In his introduction to Psalm 47, Augustine reminds his reader of the ascription “for the sons of Korah” and the meaning of the name Korah as “Bridegroom.” He thus ties this psalm’s ascription to the children of Christ, the crucified Bridegroom of the Church (Augustine Psalms, loc. 324316). This, Augustine says, was a place of childish mocking, but also an occasion to remember that Jesus invites children to come to him in faith.
In verse one, all nations are called to clap their hands. Again, Augustine finds this to signify the foolish disobedience of Israel but the recognition on the part of the nations of Christ as Lord (Augustine Psalms, loc. 324334). The “hands” signify the good works with which we rejoice in Christ. A reason for the rejoicing emerges in verse two where, by his resurrection, Jesus shows himself to be the Most High, again, not of the Jews only, but of all the nations, subdued under His feet (v. 3) (Augustine Psalms, loc. 324347). Augustine applies this victory of Christ also to the Church, which holds spiritual and charitable authority over all, placed in a position to succour believer and unbeliever alike (Augustine Psalms, loc. 324359).
According to verse four, the work of the Church can be seen as an inheritance from God. Augustine observes that as Esau became the servant of Jacob, the nations are cared for by the chosen people of God (Augustine Psalms, loc. 324365). This is a jubilant occasion (v. 5). All are to look to the God who has “gone up,” which Augustine very naturally applies to Christ (Augustine Psalms, loc. 324377). Again, verse six calls for praises, sung to God. He is the king of all (v. 7). Augustine consistently focuses on Jesus in his identity as God and King (Augustine Psalms, loc. 324402). According to verse 8, he will reign over the nations, as we see Christ doing, enthroned in heaven, sitting at the right hand of the Father. Augustine also identifies Christ’s throne in the heart of all his people, thus affirming an illocal presence of Jesus (Augustine Psalms, loc. 324414).

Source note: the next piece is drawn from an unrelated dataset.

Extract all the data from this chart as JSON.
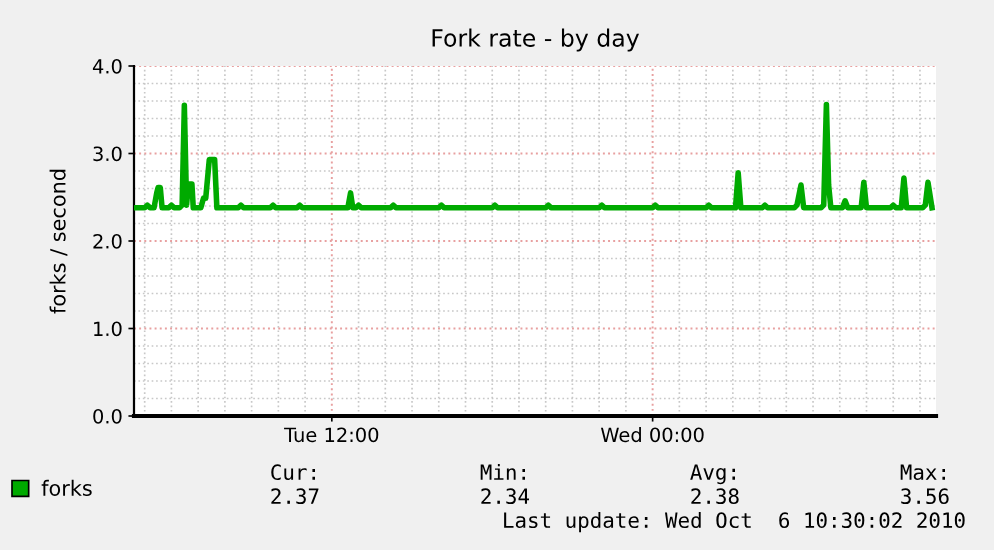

In the end of Psalm 47, we see even princes gathered to God (v. 9). Augustine observes these are princes of nations, in the plural, people of honor from many places gathered in faith before the Lord, recognizing God’s authority (Augustine Psalms, loc. 324426). As they recognize the Lord they become His people, like Abraham. They too are able to gather in Christ’s kingdom, grafted in from every nation.